Good prospecting isn’t something that happens by accident. In fact I would say that a good managed services prospecting process is something like a factory. Good prospecting happens when a salesperson follows a specific process very consistently day in and day out.
To make sure this is accomplished, you must ensure that the right systems are in place and that you and your team follow-through consistently.
Schedule prospecting time
When you’re a busy owner or even a busy salesperson the easiest thing in the world to do is select a second time slip off of your calendar. There is always something more important that comes up each day and it becomes easy to let their prospecting time on your calendar get pushed around.
You absolutely must not let this happen. Every salesperson should have scheduled a dedicated time on their calendars that is 100% devoted to prospecting. This time should be held as absolutely sacred. Come hell or high water, prospecting should be done during that time every single day.

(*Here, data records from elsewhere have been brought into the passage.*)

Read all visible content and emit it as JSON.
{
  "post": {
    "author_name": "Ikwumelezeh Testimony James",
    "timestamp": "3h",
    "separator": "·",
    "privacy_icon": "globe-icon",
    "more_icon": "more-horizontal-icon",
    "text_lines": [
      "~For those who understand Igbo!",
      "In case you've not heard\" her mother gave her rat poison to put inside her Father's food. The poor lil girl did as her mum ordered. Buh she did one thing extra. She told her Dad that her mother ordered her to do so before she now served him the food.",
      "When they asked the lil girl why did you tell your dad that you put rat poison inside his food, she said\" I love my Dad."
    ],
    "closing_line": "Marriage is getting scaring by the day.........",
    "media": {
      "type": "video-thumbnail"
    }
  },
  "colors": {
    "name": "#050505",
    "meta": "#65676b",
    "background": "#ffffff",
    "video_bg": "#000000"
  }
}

One of the most impressive examples I’ve ever seen of this was from one of our first clients at Everon. Two Harvard MBAs were starting their first company, and realized that they had very little time to get revenue coming in the door. Although they had 1000 things to do each day including finding new employees, finding vendors to work with, and developing their products and services, they realize that the most important thing that they could do was to find new customers.
During my first meeting with the founders of this company, I was surprised when one of the first things that they told me after they said that we would be working together was that I shouldn’t bother calling them after 8 AM or before 6 PM. That didn’t leave very much time in the day to work with them as far as I was concerned.
Why were they so strict about this?
Because from 8 a.m. to 6 PM every single day, they sat together and did nothing but prospect. They knew that the single most important thing that they could be doing every day was finding new prospects and finding new revenue. Until they do that nothing else mattered. This was the greatest example of prospecting discipline than I had ever seen.
It would be hard to maintain this kind of discipline once a company got going, but it would also be the most powerful thing that a business could possibly do. These gentlemen knew their first priority so clearly that the major that nothing else got in the way of it. This is exactly how salespeople at your company should treat their prospecting time each day.
Let’s make sure that we have a clear understanding of what schedule prospecting time means.
It doesn’t mean researching prospects to call on.
It doesn’t mean reading the paper to find new prospects.
It doesn’t mean organizing your list.
It doesn’t mean putting together proposals.
And it certainly doesn’t mean spending 15 minutes getting coffee.
It means prospecting: making phone calls, sending e-mails, and having conversations with potential clients. Everything else can be done later.
Schedule administrative time
As I said above, everything other than selling can and should come second. Just as you should schedule solid blocks of dedicated prospecting time, you should also schedule solid blocks of administrative time.
If someone asks you to send them a proposal or anything else that will require your manual effort to complete, do your best not to let it interrupt your prospecting time. You can usually accomplish this by asking your prospect, “No problem Mr. Prospect, do you mind if I get that to you at the end of the day (week)?”
In almost every case, this will be fine. This strategy allows you to do the administrative work necessary at a later time that is convenient to you and doesn’t interrupt your prospecting time.
Contrast this to the typical salesperson reaction, which is to get excited that somebody actually gave them the time of day, then spend the rest of the next several hours putting together the perfect proposal for the prospect. That’s good prospecting time they burned putting together something that could have waited until a better time to be done.